Чтобы материальные блага не становились поводом для принятия православия, митрополит отказывал в денежных пособиях лицам, перешедшим из старообрядчества в православие, несмотря на то, что родственники бывшего старовера обычно лишали его своей помощи. «Церковь получила от Бога и подает благочестивые дары, а капиталов давать не может»[48], утверждал Филарет, что не противоречило существовавшему законодательству. По законам ни материальных выгод, ни привилегий принявшие православие старообрядцы по сравнению с православным населением получать не должны были. (В отличие от крестившихся язычников или магометан, освобождавшихся по законам от натуральной и денежной рекрутской повинностей, пользовавшихся льготным податным обложением.)
Браки старообрядцев между собой и с православными.
Браки староверов между собой, совершенные вне церкви, не православными и не единоверческими священниками, не признавались православной церковью, а дети от этих браков – незаконнорожденными, но ни духовенство, ни местная гражданская администрация не могли помешать совершению таких браков. Постановлением от 9 января 1826 г. запрещалось преследовать старообрядцев за совершение браков, крещений и других треб по их обрядам[49]. Однако как только один из супругов принимал православие, он мог обратиться к духовной власти с просьбой о расторжении брака. Оставшегося верным старообрядчеству супруга убеждали в Консистории также принять православие и подтвердить свой брак церковным венчанием. Если он (она) отказывались, брак расторгался, а просителю разрешалось вступить в новый, законный, брак с православным лицом[50]. Так и поступал митрополит московский в своей епархиальной практике[51].
Очевидно, что Филарет не препятствовал расторжению брака, совершенного вне православной церкви, под каким бы предлогом его не стремились расторгнуть. Даже когда оба супруга принимали православие, они могли отказаться узаконить свой брак, и митрополит московский разрешал обоим заключать новые браки[52].
Попадавший под постоянный контроль новый прихожанин испытывал больше давления со стороны приходского священника, чем старообрядец. Это не могло не устраивать Филарета, следившего за качеством проповедей и исправностью службы священников.
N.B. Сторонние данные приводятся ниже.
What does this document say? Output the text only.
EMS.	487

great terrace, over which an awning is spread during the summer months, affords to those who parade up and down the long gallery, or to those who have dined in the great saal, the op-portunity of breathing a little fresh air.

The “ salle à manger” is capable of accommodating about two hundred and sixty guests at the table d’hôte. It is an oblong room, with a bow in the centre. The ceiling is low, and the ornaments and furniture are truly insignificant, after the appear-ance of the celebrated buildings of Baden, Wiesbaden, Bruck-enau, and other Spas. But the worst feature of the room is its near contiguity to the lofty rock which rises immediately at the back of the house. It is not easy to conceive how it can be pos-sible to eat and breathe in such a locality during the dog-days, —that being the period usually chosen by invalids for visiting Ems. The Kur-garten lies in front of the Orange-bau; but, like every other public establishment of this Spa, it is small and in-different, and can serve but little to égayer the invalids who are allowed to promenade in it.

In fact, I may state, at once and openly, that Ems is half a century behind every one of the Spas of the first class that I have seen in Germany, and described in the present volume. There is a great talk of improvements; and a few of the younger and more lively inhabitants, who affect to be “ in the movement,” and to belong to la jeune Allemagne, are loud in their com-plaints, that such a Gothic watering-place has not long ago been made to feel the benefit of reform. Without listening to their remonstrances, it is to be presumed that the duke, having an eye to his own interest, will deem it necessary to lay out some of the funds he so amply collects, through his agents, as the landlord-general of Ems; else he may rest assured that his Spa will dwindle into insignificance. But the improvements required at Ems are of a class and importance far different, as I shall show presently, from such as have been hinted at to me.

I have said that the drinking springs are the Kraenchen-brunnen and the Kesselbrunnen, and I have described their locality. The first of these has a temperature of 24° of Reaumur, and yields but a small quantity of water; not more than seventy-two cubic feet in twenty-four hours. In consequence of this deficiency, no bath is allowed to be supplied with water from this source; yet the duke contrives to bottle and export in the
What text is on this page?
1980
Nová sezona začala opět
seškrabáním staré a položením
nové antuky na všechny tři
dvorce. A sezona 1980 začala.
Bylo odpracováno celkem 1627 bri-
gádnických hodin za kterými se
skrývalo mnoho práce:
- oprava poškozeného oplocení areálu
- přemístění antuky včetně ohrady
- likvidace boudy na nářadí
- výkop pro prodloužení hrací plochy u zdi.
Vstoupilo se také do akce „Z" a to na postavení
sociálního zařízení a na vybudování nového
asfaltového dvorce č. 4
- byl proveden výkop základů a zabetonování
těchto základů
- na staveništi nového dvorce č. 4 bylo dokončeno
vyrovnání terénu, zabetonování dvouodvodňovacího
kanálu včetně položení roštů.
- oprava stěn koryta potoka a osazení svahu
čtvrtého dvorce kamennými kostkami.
Бывший старообрядец, теоретически, должен был со временем все более привыкнуть к правилам православной церкви, за счет постоянного контроля со стороны причта, проповедей и соответствующего воспитания детей[53].
Синод запретил расторгать браки староверов в качестве условия при принятии единоверия[54] в Черниговской епархии, а в Вятской губернии ‑ разрешил[55]. Единого правила не существовало, и епархиальные архиереи руководствовались частными распоряжениями на их имя. Общее постановление о разрешении расторгать браки по прошению православного супруга и при нежелании второго супруга принять православия последовало после ряда донесений в Синод от разных преосвященных в 1882 г.
Что касается браков старообрядцев с православными, то, узнавая о них от приходских священников и благочинных, по жалобам самих православных, заключивших брак, митрополит московский стремился браки такие расторгать, рассматривая их, как шаг к «совращению в раскол», даже не проводя тщательного расследования[56].
Беглые православные священники.
В 1855 г., Филарет, поручив консистории прочитать найденные и изъятые у одного из старообрядцев письма, напоминал, что «раскольники пишут иносказательно». Например, фраза «купили соли, да черно» означала, по мнению митрополита, что «достали беглого попа, но он худого поведения»[57]. Скорее всего, он намеренно привел для примера именно эту фразу, т. к. все упоминания о беглых священниках были важны для архиереев. Сбежавшие со ставлеными грамотами православные священники подлежали церковному суду, чаще всего заканчивавшегося лишением сана. Письма, которые могли содержать сведения о местонахождении бежавших, имели особенное значение, т. к. могли являться доказательством при обращении к гражданской администрации для проведения собственного расследования и выдачи епархиальному начальству обвиняемого.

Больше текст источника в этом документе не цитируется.